Я улыбнулась и, еще больше, чем прежде, похожая на фею, ничего не ответила. За меня говорило очарование моего тела и лица.

— Я чувствовал сегодня необходимость побыть с тобой врозь, — сказал он после недолгого колебания. — Мне нужно было подумать.

Мое лицо не выразило и тени раздражения в ответ на эту глупую ложь. Гарри НУЖНО было подумать! Я знала, что на самом деле он растерялся, испугался моей любви, и своей собственной, испугался греха, его последствий — и обратился к холоду Селии, сбежав от домашнего жара. И я достаточно хорошо знала моего брата, чтобы понять, что происходило там. Селия и ее хорошенькие сестры раздразнили его воображение. Отменное вино лорда Хаверинга и несколько стаканов портвейна сделали его храбрым. Его прогулка в лунном свете с Селией и ее испуганные отказы в поцелуе оставили его неудовлетворенным и привели обратно к моим ногам. Но это не любовь. Это не та любовь, которая мне нужна.

— Я надеюсь, ты не будешь возражать? — испытующе спросил он, поднимая на меня глаза и протягивая трепещущие руки. Я сидела с таким видом, будто бы понятия не имела о том, почему я должна возражать. Я, молча, смотрела в камин.

— Я боюсь думать о нас, как о любовниках, — откровенно признался он. Я ничего не ответила. Моя уверенность в себе росла, но внутренне я все еще ощущала холод, пронизывавший меня в лесу. Я никогда не стану любить человека, который не любит меня.

Он замолчал.

— Беатрис, — снова заговорил Гарри. — Я все сделаю…

Это была мольба. Я победила.

— Мне пора идти, — произнесла я, вставая. — Я обещала маме не задерживаться допоздна. Мы не ждали тебя так рано.

— Беатрис!.. — повторил он, не сводя с меня глаз.

Если я сейчас дрогну и позволю себе хотя бы одним пальцем коснуться завитка его волос — я потеряю все. Если я уступлю ему, и он возьмет меня на этом каминном коврике, то завтра утром он опять отправится к Селии и этот маятник будет качаться всю мою жалкую жизнь. Я должна выиграть эту битву с Гарри. Если я потеряю его, я не только потеряю любовь единственного человека, который мне нужен, я потеряю Вайдекр. Я сделала ставку на это слабое, одержимое сомнениями существо, и я должна победить. Против чистой совести и радостной помолвки Гарри я имела только одно оружие — его страстную природу и вкус к извращенному наслаждению, которое он получал со мной. Привкус крови на его губах, мой хлыст на его груди — это он никогда не узнает с Селией.
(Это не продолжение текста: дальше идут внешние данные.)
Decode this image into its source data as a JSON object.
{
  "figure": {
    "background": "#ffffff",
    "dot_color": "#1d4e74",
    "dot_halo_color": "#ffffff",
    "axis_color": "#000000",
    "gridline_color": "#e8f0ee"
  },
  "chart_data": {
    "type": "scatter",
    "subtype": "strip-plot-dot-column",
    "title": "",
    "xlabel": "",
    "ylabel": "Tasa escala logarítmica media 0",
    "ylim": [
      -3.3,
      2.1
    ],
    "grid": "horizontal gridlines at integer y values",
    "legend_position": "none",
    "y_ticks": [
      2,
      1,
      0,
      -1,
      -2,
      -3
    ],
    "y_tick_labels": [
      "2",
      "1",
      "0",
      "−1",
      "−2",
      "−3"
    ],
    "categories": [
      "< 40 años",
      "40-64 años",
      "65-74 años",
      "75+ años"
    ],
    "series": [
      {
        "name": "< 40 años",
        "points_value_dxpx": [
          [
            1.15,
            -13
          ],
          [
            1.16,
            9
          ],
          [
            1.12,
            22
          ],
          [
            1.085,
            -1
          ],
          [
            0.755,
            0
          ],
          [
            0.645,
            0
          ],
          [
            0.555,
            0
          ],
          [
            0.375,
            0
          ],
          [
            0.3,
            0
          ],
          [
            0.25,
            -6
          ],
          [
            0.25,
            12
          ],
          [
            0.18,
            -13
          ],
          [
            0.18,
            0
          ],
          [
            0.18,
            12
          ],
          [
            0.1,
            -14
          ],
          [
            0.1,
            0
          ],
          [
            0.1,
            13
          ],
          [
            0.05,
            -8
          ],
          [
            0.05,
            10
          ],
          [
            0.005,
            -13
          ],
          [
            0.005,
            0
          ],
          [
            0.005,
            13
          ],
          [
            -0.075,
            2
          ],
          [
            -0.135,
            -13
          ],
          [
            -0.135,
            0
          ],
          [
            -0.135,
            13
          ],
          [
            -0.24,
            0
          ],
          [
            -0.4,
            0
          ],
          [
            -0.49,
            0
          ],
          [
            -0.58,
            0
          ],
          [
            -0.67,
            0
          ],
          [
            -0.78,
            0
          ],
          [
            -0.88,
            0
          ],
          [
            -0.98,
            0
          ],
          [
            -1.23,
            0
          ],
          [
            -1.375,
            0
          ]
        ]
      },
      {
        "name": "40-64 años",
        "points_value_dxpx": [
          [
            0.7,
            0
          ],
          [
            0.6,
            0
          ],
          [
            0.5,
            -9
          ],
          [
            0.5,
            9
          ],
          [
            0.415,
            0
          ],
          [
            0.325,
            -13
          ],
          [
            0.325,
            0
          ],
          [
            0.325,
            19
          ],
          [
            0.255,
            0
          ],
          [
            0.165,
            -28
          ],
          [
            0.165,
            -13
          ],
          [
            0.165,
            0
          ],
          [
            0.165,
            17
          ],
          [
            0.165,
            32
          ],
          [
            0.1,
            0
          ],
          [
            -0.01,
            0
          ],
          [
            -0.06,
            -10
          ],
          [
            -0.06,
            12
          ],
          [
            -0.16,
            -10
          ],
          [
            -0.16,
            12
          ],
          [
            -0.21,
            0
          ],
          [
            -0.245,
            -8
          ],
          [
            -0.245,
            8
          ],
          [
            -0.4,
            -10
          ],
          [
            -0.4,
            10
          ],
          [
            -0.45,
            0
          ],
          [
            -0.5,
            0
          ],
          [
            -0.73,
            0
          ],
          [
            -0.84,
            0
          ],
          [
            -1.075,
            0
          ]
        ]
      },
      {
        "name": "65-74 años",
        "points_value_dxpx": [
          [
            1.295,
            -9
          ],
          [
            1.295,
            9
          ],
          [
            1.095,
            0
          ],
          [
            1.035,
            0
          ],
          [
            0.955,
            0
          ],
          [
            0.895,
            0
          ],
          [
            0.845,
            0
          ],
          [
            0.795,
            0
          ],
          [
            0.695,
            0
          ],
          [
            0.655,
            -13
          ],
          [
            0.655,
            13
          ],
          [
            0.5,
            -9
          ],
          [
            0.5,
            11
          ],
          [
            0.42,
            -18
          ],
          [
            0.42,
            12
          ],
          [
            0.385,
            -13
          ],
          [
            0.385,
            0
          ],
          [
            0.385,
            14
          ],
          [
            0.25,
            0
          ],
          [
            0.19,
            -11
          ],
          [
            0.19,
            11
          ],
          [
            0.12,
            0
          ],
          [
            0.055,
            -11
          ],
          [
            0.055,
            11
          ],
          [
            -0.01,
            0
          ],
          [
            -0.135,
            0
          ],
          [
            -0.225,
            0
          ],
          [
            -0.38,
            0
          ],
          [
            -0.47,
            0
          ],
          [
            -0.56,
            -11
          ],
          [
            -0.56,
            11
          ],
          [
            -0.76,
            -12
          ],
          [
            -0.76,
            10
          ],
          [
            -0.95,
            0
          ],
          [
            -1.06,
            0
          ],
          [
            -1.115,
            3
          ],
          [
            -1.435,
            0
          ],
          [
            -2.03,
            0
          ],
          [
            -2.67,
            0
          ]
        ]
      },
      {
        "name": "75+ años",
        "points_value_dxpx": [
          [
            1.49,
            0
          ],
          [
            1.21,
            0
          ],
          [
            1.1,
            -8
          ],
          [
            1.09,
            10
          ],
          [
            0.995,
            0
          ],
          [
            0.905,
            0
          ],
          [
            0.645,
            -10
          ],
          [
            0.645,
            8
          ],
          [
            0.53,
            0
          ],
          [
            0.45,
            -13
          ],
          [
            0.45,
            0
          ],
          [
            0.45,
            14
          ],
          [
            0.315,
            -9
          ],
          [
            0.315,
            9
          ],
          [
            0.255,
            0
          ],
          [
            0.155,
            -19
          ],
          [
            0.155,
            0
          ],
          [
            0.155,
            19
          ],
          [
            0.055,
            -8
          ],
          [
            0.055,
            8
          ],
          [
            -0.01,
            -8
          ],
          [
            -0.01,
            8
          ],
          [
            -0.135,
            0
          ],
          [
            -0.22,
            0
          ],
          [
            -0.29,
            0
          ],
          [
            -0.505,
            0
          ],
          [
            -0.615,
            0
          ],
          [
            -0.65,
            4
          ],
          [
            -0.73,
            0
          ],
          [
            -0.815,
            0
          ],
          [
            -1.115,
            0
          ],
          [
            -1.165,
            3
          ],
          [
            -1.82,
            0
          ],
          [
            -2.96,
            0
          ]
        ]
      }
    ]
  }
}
Я улыбнулась ему, но и не подумала коснуться его протянутой руки.

— Доброй ночи, Гарри, — спокойно сказала я. — Возможно, мы покатаемся завтра вместе.

Я медленно разделась при свете свечи, пытаясь понять, принесла ли моя игра победу или же я потеряла все. Молится ли сейчас Гарри, выпрашивая у Бога праведность, или же он на коленях стоит у моего стула, сжигаемый желанием. Я скользнула в постель и дунула на свечку. В темноте я слышала, как спит погруженный в молчание дом, и заново переживала сцену в гостиной. Изо всех сил я старалась не заснуть. Каждый мускул моего тела дрожал от ожидания.

В тишине ночи я услышала странный, тихий шум и затаила дыхание. Спустя мгновение я услышала опять, как скрипнула половица под чьей-то ногой около моей двери, и затем раздался самый приятный звук в целом мире — тихий жалобный стон Гарри. Я как будто видела, как он стоит на коленях у моей двери, прижавшись лбом к неподатливому дереву.

Он не решался прикоснуться к ручке двери, он даже не осмеливался постучать. Он вел себя, как высеченная собака, знающая, кто ее хозяин. Он стоял, мучимый желанием и раскаянием, у моего порога. И я заставила его остаться там.

Я перевернулась на другой бок, улыбнулась в молчаливом восторге… и уснула сном младенца.

За завтраком мама поддразнивала Гарри по поводу темных теней у его глаз и спрашивала, что тому виной — прелестное личико Селии или крепкое вино лорда Хаверинга. Гарри с усилием улыбнулся и с деланым безразличием заметил:

— Утренняя прогулка галопом сметет эту легкую паутину, мама. Ты составишь мне сегодня компанию, Беатрис?

Я улыбнулась и согласилась. Его лицо просветлело. Я ничего больше не говорила за завтраком и помалкивала, пока мы скакали нашими полями, мимо начинающей колоситься пшеницы. Гарри уверенно держал путь к маленькой лощине, там он спешился и обернулся, чтобы помочь мне.

Я продолжала сидеть, не двигаясь и опустив глаза. Я видела, что его уверенность поколебалась.

— Ты обещал мне галоп, — легко напомнила я.

— Я был дураком, Беатрис, — ответил он мне на это. — Я был сумасшедшим, и ты должна простить меня. Пожалуйста, забудь вчерашний день, помни лишь то, что было накануне. Ты подарила мне наслаждение, так не отнимай же его. Накажи меня как-нибудь по-другому, но не будь так жестока. Не обрекай меня на одинокую жизнь в одном доме с тобой! Видеть тебя каждый день и не сметь коснуться тебя! Не обрекай меня на эту живую смерть, Беатрис!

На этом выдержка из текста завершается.